An FDB network thread only opens at most one TCP connection to any cluster process it communicates with, and all requests to that node share that one connection. The FDB client talks to several roles in the cluster, but mainly the proxies (for getting read versions, discovering what storage server to talk to for a key range, and submitting transactions) and the storage servers.
If your values are 500 bytes each, and this is the amount of requests you need to perform in one second, then you are trying to read 500 MB/s with 1 million requests per second from a single instance of the FDB client library. While your cluster can go this fast, a single instance of the FDB client library cannot.
It also seems likely that your network connection could not go this fast. Although 500 MBytes/s sounds slower than 10 Gigabit ethernet (which is 1.1GBytes / second) this traffic pattern of 1 million small requests per second to many different processes is very different from, say, streaming a file at 500 MByte/s.

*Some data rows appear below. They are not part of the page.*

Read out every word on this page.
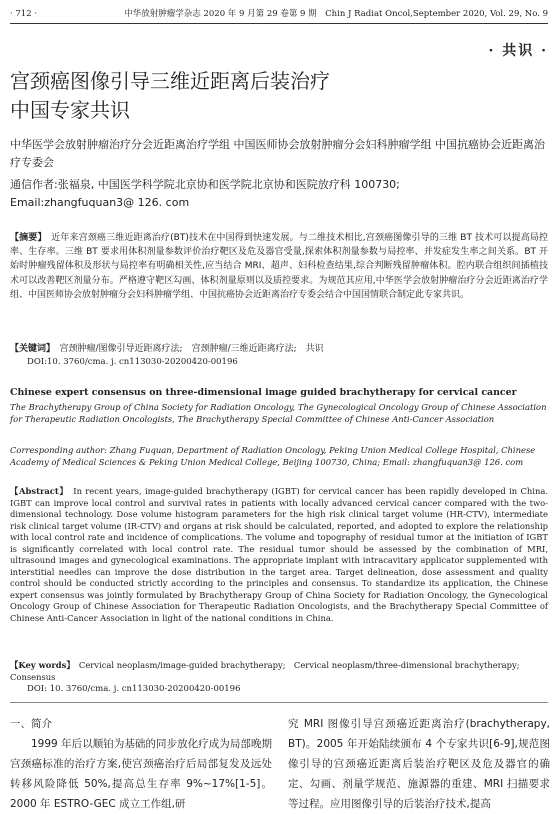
· 712 ·	中华放射肿瘤学杂志 2020 年 9 月第 29 卷第 9 期　Chin J Radiat Oncol,September 2020, Vol. 29, No. 9
· 共识 ·
宫颈癌图像引导三维近距离后装治疗
中国专家共识
中华医学会放射肿瘤治疗分会近距离治疗学组 中国医师协会放射肿瘤分会妇科肿瘤学组 中国抗癌协会近距离治疗专委会
通信作者:张福泉, 中国医学科学院北京协和医学院北京协和医院放疗科 100730;
Email:zhangfuquan3@ 126. com
【摘要】　近年来宫颈癌三维近距离治疗(BT)技术在中国得到快速发展。与二维技术相比,宫颈癌图像引导的三维 BT 技术可以提高局控率、生存率。三维 BT 要求用体积剂量参数评价治疗靶区及危及器官受量,探索体积剂量参数与局控率、并发症发生率之间关系。BT 开始时肿瘤残留体积及形状与局控率有明确相关性,应当结合 MRI、超声、妇科检查结果,综合判断残留肿瘤体积。腔内联合组织间插植技术可以改善靶区剂量分布。严格遵守靶区勾画、体积剂量原则以及质控要求。为规范其应用,中华医学会放射肿瘤治疗分会近距离治疗学组、中国医师协会放射肿瘤分会妇科肿瘤学组、中国抗癌协会近距离治疗专委会结合中国国情联合制定此专家共识。
【关键词】　宫颈肿瘤/图像引导近距离疗法;　宫颈肿瘤/三维近距离疗法;　共识
DOI:10. 3760/cma. j. cn113030-20200420-00196
Chinese expert consensus on three-dimensional image guided brachytherapy for cervical cancer
The Brachytherapy Group of China Society for Radiation Oncology, The Gynecological Oncology Group of Chinese Association for Therapeutic Radiation Oncologists, The Brachytherapy Special Committee of Chinese Anti-Cancer Association
Corresponding author: Zhang Fuquan, Department of Radiation Oncology, Peking Union Medical College Hospital, Chinese Academy of Medical Sciences & Peking Union Medical College, Beijing 100730, China; Email: zhangfuquan3@ 126. com
【Abstract】　In recent years, image-guided brachytherapy (IGBT) for cervical cancer has been rapidly developed in China. IGBT can improve local control and survival rates in patients with locally advanced cervical cancer compared with the two-dimensional technology. Dose volume histogram parameters for the high risk clinical target volume (HR-CTV), intermediate risk clinical target volume (IR-CTV) and organs at risk should be calculated, reported, and adopted to explore the relationship with local control rate and incidence of complications. The volume and topography of residual tumor at the initiation of IGBT is significantly correlated with local control rate. The residual tumor should be assessed by the combination of MRI, ultrasound images and gynecological examinations. The appropriate implant with intracavitary applicator supplemented with interstitial needles can improve the dose distribution in the target area. Target delineation, dose assessment and quality control should be conducted strictly according to the principles and consensus. To standardize its application, the Chinese expert consensus was jointly formulated by Brachytherapy Group of China Society for Radiation Oncology, the Gynecological Oncology Group of Chinese Association for Therapeutic Radiation Oncologists, and the Brachytherapy Special Committee of Chinese Anti-Cancer Association in light of the national conditions in China.
【Key words】　Cervical neoplasm/image-guided brachytherapy;　Cervical neoplasm/three-dimensional brachytherapy;　Consensus
DOI: 10. 3760/cma. j. cn113030-20200420-00196
一、简介
1999 年后以顺铂为基础的同步放化疗成为局部晚期宫颈癌标准的治疗方案,使宫颈癌治疗后局部复发及远处转移风险降低 50%,提高总生存率 9%~17%[1-5]。2000 年 ESTRO-GEC 成立工作组,研
究 MRI 图像引导宫颈癌近距离治疗(brachytherapy, BT)。2005 年开始陆续颁布 4 个专家共识[6-9],规范图像引导的宫颈癌近距离后装治疗靶区及危及器官的确定、勾画、剂量学规范、施源器的重建、MRI 扫描要求等过程。应用图像引导的后装治疗技术,提高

Supposing though that your network connection was able to handle this, and your client machine was powerful enough, there may be some future in which this speed from a single client application is possible. There is a plan to eventually (no idea when…) have an RPC layer in front of FoundationDB.
This could help your use case because then a single process application could perform its reads with many threads and many connections to many RPC service instances in the FDB cluster. This would remove the bottleneck of all requests being routed through the FDB client library instance’s single network thread.